Coming from a line of Rana rulers of Nepal I, like many fellow Ranas of my generation in similar position, carry the burden of historic guilt for the martyrdom of those four. The Panchayat System of governance for Nepal concocted by King Mahendra from the socio-political ethos of ancient rural India, heaped blame on the 104 years of dictatorial Rana regime for all prevailing ill while conveniently arresting the growth of nascent democracy. We were taught at school that the Ranas had made the four youthful proponents of revolutionary change martyrs. The fact that it happened when my own grandfather was Prime Minister of the country did not help. I used to cringe at class whenever the subject came up at history lessons. The four heroes had lost their lives trying to help Nepal emerge from darkness. They had been murdered so that an exploitative political and social order would perpetuate. There was at least one redeeming factor that stood out in favour of Maharajah Juddha my grandfather I reasoned: he had spared the life of the fifth because he was a Brahmin. At least he had a good heart I consoled myself; he was God fearing so he must have been a good man I reassured myself.
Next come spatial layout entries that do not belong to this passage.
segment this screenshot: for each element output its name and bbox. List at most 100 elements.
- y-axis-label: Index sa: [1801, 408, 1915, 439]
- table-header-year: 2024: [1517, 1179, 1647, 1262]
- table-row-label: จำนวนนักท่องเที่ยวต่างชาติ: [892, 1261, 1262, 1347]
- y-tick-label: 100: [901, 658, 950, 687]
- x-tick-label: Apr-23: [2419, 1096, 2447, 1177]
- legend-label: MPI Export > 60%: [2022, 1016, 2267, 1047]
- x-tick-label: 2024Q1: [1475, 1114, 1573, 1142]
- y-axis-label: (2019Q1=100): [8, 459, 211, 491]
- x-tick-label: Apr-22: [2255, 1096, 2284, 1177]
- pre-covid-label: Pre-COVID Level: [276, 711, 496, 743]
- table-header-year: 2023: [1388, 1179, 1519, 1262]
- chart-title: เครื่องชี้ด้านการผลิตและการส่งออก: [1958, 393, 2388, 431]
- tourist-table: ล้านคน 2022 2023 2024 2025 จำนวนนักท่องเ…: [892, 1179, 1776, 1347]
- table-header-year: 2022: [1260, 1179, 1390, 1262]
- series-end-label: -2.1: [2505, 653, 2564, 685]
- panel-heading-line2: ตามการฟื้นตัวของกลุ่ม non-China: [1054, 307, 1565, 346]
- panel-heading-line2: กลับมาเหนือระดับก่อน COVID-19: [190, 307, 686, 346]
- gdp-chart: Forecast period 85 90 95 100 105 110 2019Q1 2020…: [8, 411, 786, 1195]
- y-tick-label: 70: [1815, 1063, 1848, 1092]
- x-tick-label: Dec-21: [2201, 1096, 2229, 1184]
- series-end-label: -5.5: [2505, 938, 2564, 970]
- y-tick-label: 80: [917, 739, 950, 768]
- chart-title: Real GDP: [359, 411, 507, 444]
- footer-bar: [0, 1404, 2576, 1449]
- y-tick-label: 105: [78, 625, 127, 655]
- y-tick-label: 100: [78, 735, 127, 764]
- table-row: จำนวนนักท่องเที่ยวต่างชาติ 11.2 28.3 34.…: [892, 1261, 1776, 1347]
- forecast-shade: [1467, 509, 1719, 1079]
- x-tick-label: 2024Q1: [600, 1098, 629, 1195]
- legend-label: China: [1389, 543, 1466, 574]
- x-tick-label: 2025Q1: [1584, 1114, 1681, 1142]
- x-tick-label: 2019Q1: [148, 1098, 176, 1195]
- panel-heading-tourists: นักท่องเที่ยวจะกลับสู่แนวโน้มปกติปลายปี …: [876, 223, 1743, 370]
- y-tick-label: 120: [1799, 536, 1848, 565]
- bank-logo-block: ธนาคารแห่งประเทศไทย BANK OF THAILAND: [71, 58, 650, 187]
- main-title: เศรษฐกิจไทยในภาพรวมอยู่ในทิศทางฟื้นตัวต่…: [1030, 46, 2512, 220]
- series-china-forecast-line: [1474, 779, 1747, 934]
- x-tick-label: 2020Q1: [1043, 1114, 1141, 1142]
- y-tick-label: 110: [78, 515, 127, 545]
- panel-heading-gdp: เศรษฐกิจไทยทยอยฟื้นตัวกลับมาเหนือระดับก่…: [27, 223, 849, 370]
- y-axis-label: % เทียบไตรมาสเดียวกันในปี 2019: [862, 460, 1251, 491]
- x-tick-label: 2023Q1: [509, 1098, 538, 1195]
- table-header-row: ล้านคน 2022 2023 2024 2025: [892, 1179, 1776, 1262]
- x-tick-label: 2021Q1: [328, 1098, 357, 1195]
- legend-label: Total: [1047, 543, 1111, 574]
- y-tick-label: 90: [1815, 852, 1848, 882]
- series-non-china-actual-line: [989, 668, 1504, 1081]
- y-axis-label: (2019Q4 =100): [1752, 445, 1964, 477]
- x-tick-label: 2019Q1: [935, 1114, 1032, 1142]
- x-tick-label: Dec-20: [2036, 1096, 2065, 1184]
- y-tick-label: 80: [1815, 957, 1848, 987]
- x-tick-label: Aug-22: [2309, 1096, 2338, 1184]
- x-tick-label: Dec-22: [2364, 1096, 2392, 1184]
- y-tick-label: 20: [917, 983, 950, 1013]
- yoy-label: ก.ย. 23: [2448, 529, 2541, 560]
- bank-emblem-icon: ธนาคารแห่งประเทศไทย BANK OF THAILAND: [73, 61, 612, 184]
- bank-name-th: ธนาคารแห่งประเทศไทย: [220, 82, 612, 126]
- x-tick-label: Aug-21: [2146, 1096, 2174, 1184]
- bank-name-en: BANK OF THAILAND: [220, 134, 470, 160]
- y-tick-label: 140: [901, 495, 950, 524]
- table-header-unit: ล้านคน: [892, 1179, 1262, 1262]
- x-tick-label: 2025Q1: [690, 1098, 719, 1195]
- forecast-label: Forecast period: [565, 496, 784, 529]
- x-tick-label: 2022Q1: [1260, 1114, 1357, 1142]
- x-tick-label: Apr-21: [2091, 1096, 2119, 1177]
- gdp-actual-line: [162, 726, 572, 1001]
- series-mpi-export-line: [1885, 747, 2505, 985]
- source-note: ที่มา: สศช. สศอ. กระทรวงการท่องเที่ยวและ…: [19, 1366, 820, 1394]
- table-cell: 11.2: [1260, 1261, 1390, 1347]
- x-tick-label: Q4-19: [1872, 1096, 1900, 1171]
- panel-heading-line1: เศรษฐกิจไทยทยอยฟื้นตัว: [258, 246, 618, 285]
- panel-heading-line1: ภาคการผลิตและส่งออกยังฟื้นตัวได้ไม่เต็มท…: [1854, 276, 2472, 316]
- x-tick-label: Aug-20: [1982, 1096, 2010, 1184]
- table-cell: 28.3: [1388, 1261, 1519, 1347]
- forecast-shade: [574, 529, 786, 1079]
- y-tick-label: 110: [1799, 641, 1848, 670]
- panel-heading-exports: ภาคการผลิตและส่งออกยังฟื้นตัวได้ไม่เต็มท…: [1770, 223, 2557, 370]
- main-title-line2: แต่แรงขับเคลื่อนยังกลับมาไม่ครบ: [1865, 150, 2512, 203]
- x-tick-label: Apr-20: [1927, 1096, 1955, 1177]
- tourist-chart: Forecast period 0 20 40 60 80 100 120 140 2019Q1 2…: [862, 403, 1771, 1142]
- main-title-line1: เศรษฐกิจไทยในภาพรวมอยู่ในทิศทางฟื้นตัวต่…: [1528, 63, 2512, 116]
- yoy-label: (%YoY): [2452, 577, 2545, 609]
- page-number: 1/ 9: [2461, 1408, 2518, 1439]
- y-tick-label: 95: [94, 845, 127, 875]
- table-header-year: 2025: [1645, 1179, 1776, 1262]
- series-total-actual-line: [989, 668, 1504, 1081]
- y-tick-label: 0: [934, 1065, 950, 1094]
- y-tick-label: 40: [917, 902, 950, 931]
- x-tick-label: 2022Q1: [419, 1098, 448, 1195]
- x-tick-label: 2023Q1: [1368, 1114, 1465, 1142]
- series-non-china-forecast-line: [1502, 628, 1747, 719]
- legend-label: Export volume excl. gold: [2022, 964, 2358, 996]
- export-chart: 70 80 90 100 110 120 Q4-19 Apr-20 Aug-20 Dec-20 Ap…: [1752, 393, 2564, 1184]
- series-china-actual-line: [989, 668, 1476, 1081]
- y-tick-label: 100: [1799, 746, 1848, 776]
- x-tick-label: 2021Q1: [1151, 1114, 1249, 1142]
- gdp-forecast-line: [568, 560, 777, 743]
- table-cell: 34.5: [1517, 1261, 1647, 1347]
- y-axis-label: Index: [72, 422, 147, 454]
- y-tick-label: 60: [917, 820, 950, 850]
Ganga Lal Shrestha was the youngest of the martyrs. Born in 1918 he was one of the three founding members of Praja Parishad, the underground movement launched in 1939 to press for political space for common Nepalese. He was caught by the authorities distributing pamphlets in Asan Tole advocating human rights and tried and found guilty of sedition. 

Martyr Dashrath Chand

Praja Parishad had been the brainchild of Dashrath Chand Thakur of the Kshetriya clan of Nepalgunj who had the opportunity of studying in nearby Indian districts of Almora, Kumaon and Nainital and closely monitoring the burgeoning Indian democracy movement there. He was convinced that he had to start a similar movement in Nepal and found Tanka Prashad Acharya, a Brahmin, as the perfect complement of brain to his brawn.

Martyr Dharma Bhakta

Dharma Bhakta Mathema was another founding member. He was a body builder himself and was given the task of instructing King Tribhuvan in physical fitness. He also became the conduit between the unhappy and politically powerless king and the underground movement, the reason for his eventual arrest. Shukra Raj Joshi was the oldest of the martyrs. More famous as Shukra Raj "Shastri" having received a degree in Sanskrit, he taught at Allahabad University in India and was the most learned of the martyrs. He came in contact with the leading political figures of the time that were agitating for Indian independence including Mahatma Gandhi.

Martyr Shukra Raj

In the turbulent times of the forties when the world was at war and who was right and who was wrong hanged in balance for the victor to pronounce, retribution came quickly. In October 1941 Ganga Lal and Dashrath Chand were shot dead at Shova Bhagabati. A few months later Dharma Bhakta Mathema was hanged at Sifal and Shukra Raj Shastri was hanged at Pachali Bhairab. Tanka Prashad Acharya got a life sentence. I am now beginning to wonder if future generations will even remember them: there have been so many martyrs since. Martyrs are raining thick and fast in this land. Even victims of traffic accidents get this elevated status as the state pays monetary compensation to their families. We are besmirching our collective memory of the sacrifice of the first four.

On a personal note my father is much more associated with the democratic changes of 1951 which brought political power to the people rather than the ancien régime. He was elevated to the post of Deputy Commander-in-Chief of the Nepalese army following that epochal event. Lalit Chand, the younger brother of the martyr Dashrath Chand, gave his daughter in marriage to my eldest brother. Lalit Chand served as the Chairman of the Rashtriya Panchayat and he was a great friend of my father. I like to think that the Shakespearean tragedy ended in a reconciliatory note for us and animus buried forever.